The crew shut down the number 1 engine and returned the aircraft to LAX for a one- engine inoperative landing.
An initial investigation carried out by the operator's maintenance personnel revealed that there had been an apparent failure within the engine's high-pressure compressor (HPC) assembly. The engine was removed from the aircraft and transported back to the operator's engine maintenance facility in Australia, where a more detailed examination was carried out. An Australian Transport Safety Bureau (ATSB) metallurgist was present for that examination.
The engine was a Rolls Royce RB211-524G2-T-19/15 turbofan engine. The designation `T', in the engine model number, indicated that the engine had been manufactured with a core engine from the larger Rolls Royce `Trent' engine series. The inclusion of the `Trent' core had enabled the engine to be more fuel-efficient and operate at a lower exhaust gas temperature.
The `Trent' core engine was split into numbered modules. The three modules of interest to the investigation were: Module 33, the intermediate case module; Module 41, the high-pressure system module; and Module 51, the intermediate and low-pressure turbine assembly module.
The engine had a nominal overhaul life of 30,000 hours or 4,000 cycles. At the time of the failure the engine was well within its overhaul life, having been in operation for a total of 13,922 hours and 1,395 cycles. It had not undergone any major maintenance.
The ATSB Technical Analysis report on the engine failure, (see Appendix A), indicated that the engine failure had resulted from the liberation of a single blade from the first-stage HPC rotor in Module 41. The blade release had resulted in extensive damage to the engine. The friction from the liberated blade impacting the surrounding blades on the HPC rotor resulted in a titanium fire within the compressor assembly.

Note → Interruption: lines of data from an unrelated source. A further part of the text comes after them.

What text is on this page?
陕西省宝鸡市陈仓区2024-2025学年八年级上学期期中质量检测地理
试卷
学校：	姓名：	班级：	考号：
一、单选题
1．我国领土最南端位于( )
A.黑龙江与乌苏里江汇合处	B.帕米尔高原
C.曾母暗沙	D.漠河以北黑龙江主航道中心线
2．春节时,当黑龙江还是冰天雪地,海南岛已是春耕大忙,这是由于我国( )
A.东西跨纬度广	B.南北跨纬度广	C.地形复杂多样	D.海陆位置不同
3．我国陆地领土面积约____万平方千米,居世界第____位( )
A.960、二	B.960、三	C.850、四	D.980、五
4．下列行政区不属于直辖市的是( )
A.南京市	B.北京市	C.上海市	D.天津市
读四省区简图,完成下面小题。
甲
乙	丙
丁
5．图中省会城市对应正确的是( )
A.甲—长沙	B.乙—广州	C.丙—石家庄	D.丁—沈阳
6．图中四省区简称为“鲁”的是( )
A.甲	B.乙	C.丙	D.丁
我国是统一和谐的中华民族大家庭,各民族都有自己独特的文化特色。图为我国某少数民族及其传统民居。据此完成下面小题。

A close inspection of the remains of the liberated blade root stub showed evidence of fatigue cracking and loss of the forward trailing edge corner of the blade dovetail root block. None of the other blades within the first-stage HPC assembly showed any visible evidence of cracking when inspected with the unaided eye. Minor collateral damage was also evident to components in Module 51 and Module 33 resulting from the blade failure.
The manufacturer was aware of three similar failures of the HPC blades in the RB211-524G/H-T series of turbofan engines. In those failures, cracking in the blade root area was believed to have resulted from uneven friction on the blade root bedding surfaces due to a breakdown in blade root lubricant. The manufacturer further indicated that damage in the blade root area that led to local stress concentrations, such as scores and sharp edges, might also have contributed to those blade failures.
The evidence from the ATSB investigation indicated that the failure mode in this incident was the same as the three other known failures in RB211-524G/H-T turbofan engines.